Coronavirus: volontari in prima linea nell'emergenza

Parte nei Quartieri e nei comuni dell'hinterland fiorentino il servizio gratuito della rete di solidarietà per gli anziani. L’assessore Vannucci: “È una bellissima realtà. Fa tanto per i più fragili, offrendo servizi utili”

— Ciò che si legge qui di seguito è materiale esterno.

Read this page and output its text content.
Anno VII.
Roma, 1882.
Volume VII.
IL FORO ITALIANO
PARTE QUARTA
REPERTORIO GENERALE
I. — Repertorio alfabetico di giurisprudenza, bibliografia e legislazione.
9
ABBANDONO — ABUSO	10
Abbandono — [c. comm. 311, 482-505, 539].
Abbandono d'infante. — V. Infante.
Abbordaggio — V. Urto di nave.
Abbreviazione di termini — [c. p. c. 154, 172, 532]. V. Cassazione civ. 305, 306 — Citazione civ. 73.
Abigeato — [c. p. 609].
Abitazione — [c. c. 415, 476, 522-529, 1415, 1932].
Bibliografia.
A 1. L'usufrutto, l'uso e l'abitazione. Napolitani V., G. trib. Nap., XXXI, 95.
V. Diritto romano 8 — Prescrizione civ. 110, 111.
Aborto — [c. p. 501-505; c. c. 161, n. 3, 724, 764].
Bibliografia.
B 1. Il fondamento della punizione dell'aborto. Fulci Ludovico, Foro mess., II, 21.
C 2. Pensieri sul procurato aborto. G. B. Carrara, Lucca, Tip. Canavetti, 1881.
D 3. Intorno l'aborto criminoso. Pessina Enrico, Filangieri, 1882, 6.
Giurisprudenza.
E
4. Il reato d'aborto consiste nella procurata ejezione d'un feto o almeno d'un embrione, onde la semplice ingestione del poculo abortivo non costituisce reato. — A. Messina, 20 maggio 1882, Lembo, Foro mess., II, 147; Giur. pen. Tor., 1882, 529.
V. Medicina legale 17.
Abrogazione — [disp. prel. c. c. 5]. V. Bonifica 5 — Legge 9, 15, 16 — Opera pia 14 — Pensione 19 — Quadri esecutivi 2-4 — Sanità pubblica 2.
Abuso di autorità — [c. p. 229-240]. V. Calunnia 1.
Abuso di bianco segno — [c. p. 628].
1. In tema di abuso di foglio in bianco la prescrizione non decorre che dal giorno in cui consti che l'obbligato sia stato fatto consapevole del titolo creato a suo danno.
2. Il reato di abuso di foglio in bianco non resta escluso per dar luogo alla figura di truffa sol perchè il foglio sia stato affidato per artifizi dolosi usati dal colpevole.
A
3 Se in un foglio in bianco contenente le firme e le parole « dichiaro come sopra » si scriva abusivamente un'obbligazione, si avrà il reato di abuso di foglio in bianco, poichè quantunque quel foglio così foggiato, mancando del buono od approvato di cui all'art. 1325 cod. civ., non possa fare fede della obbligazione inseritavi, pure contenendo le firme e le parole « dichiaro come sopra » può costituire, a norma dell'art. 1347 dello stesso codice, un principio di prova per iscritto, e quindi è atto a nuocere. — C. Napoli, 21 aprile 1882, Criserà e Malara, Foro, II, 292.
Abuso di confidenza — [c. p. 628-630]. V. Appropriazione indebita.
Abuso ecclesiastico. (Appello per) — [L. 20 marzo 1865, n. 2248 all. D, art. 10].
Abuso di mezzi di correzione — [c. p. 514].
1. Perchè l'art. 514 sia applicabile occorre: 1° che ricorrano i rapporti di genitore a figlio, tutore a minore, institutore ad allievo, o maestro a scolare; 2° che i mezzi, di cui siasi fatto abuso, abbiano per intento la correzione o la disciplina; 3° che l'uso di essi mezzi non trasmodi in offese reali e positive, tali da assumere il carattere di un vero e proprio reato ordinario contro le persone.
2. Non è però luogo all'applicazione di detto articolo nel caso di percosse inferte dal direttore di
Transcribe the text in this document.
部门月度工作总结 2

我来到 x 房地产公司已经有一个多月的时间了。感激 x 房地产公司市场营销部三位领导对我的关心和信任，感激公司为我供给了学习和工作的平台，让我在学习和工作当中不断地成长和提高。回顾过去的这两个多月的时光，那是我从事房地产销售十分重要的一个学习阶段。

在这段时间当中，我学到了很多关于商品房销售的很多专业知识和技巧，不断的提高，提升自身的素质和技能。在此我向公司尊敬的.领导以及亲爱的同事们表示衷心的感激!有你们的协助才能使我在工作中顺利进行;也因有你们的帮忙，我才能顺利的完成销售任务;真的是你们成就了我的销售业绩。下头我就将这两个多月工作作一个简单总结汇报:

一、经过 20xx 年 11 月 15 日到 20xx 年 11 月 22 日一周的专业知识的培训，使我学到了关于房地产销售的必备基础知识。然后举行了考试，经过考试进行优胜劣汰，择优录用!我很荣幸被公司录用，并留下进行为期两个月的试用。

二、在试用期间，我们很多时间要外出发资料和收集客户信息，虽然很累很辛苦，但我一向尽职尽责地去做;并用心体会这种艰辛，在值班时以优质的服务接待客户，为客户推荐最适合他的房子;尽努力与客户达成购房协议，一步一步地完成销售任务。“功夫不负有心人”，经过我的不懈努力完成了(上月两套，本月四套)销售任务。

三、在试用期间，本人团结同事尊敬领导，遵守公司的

Il Coronavirus si combatte con la cultura diffusa della solidarietà. Dopo il Quartiere 2 da oggi parte anche nel Quartiere 4 il servizio gratuito per aiutare gli anziani e le persone fragili e immunodepresse, che in tempo di Coronavirus devono limitare al massimo le uscite di casa e se possibile non uscire proprio. Grazie alla Rete di Solidarietà del Quartiere 4, in collaborazione con il Vicariato Porta San Frediano, prende il via anche nel Quartiere guidato da Mirko Dormentoni il servizio di compagnia telefonica e consegna gratis della spesa alimentare e dei farmaci per le persone anziane e fragili. Servizio attivo da venti anni nel Quartiere 2, dove viene rafforzato in questi giorni di emergenza causata dal Coronavirus.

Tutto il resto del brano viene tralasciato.